8. Golden – One of the more traditional arrangements that the trio has featured on record yet. Kelley pulls in on vocals just a little bit, and the result is one of the most sonically-satisfying cuts here. The harmony – as it usually is – is simply spellbinding.
9. Long Teenage Goodbye – Again, Lady A plays the nostalgic card here with a song that eloquently sets up how carefree those initial moments with a lover can be.
10. All For Love – Nobody has perfected the art of the dramatic ballad like Lady Antebellum the past few years, and Kelley's vocal takes this song to a new level on the first verse and chorus – balanced only by Scott's vulnerability.

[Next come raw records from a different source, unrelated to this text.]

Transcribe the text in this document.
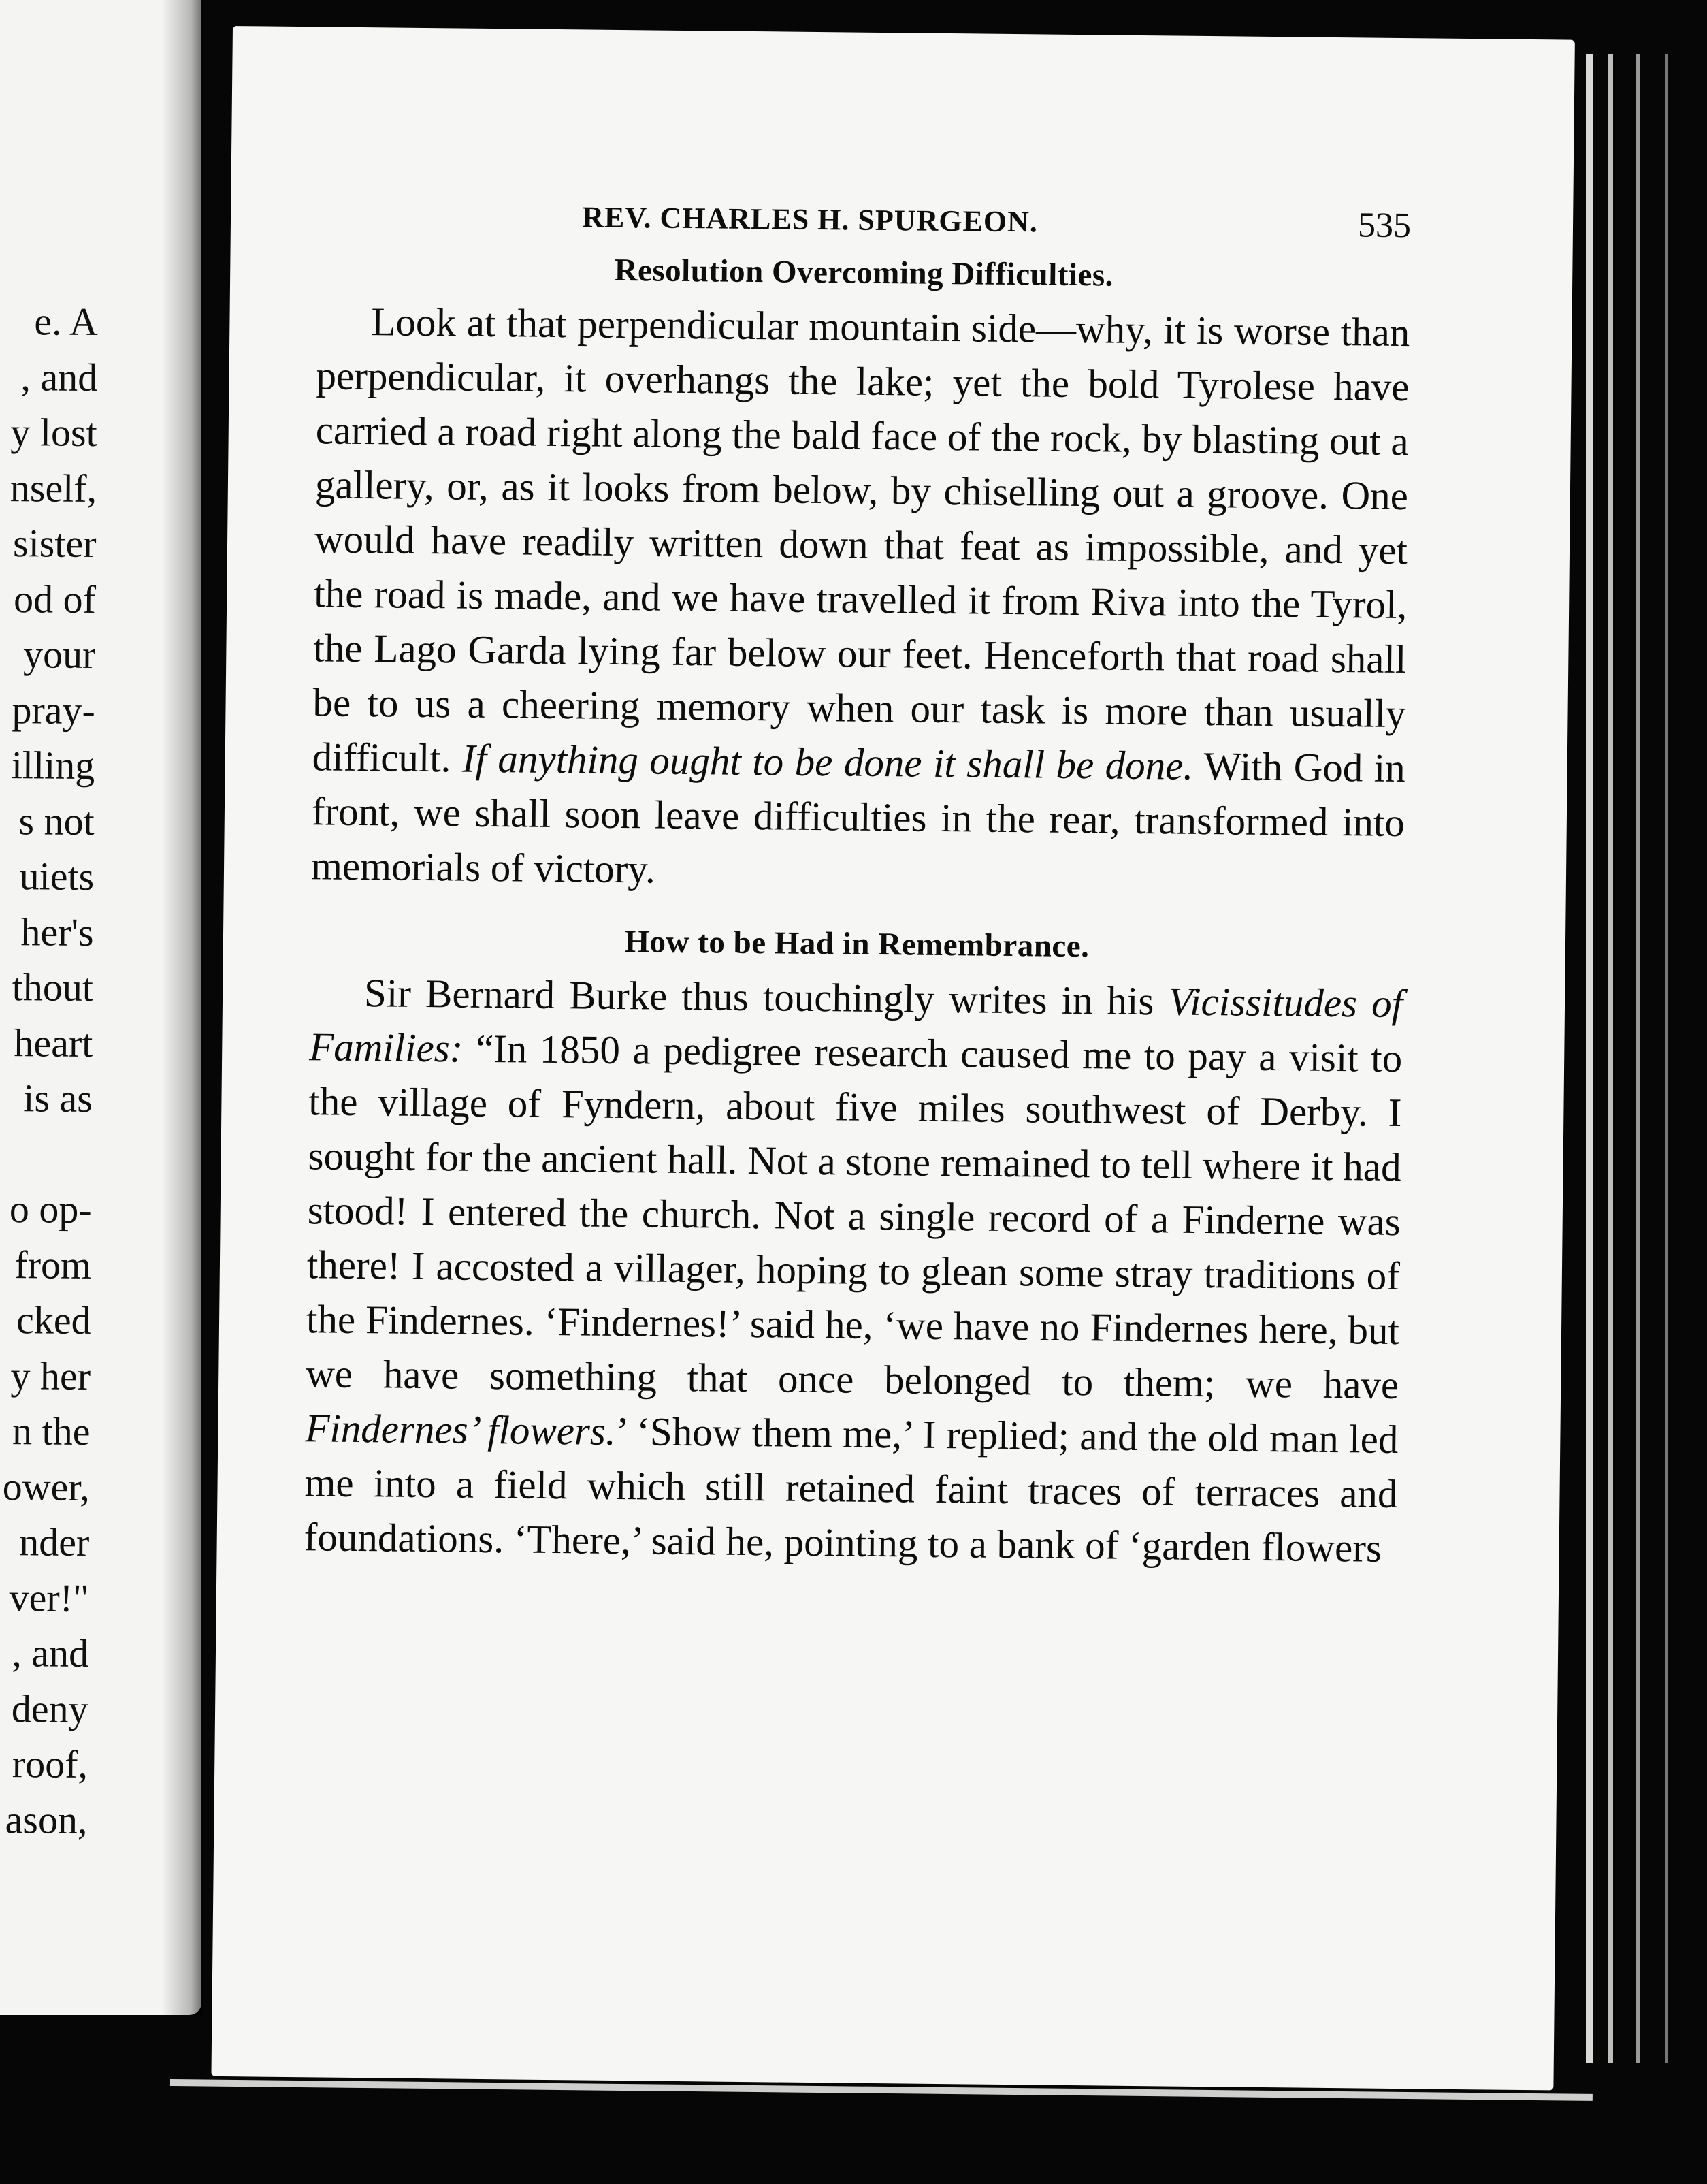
e. A
, and
y lost
nself,
sister
od of
your
pray-
illing
s not
uiets
her's
thout
heart
is as
o op-
from
cked
y her
n the
ower,
nder
ver!"
, and
deny
roof,
ason,
REV. CHARLES H. SPURGEON.	535
Resolution Overcoming Difficulties.

Look at that perpendicular mountain side—why, it is worse than perpendicular, it overhangs the lake; yet the bold Tyrolese have carried a road right along the bald face of the rock, by blasting out a gallery, or, as it looks from below, by chiselling out a groove. One would have readily written down that feat as impossible, and yet the road is made, and we have travelled it from Riva into the Tyrol, the Lago Garda lying far below our feet. Henceforth that road shall be to us a cheering memory when our task is more than usually difficult. If anything ought to be done it shall be done. With God in front, we shall soon leave difficulties in the rear, transformed into memorials of victory.

How to be Had in Remembrance.

Sir Bernard Burke thus touchingly writes in his Vicissitudes of Families: “In 1850 a pedigree research caused me to pay a visit to the village of Fyndern, about five miles southwest of Derby. I sought for the ancient hall. Not a stone remained to tell where it had stood! I entered the church. Not a single record of a Finderne was there! I accosted a villager, hoping to glean some stray traditions of the Findernes. ‘Findernes!’ said he, ‘we have no Findernes here, but we have something that once belonged to them; we have Findernes’ flowers.’ ‘Show them me,’ I replied; and the old man led me into a field which still retained faint traces of terraces and foundations. ‘There,’ said he, pointing to a bank of ‘garden flowers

11. Better Man – Just like with "Golden," there's more of a traditional slant on this cut, which is about the change that certain person can make on another. The vocal synergy between Kelley and Scott is amazing here, as neither minds playing the harmony card, as Hillary does here. After all, on a Lady A record, You've got to have the harmony.
12. Generation Away – A snappy and positive way to end the disc. The lyrics are all about leaving a positive mark behind – whether it be Johnny Cash, Dr. Martin Luther King, Jr., or the Ford Mustang. But – in what is the theme of the album – there's nothing here heavy handed – just words to live by.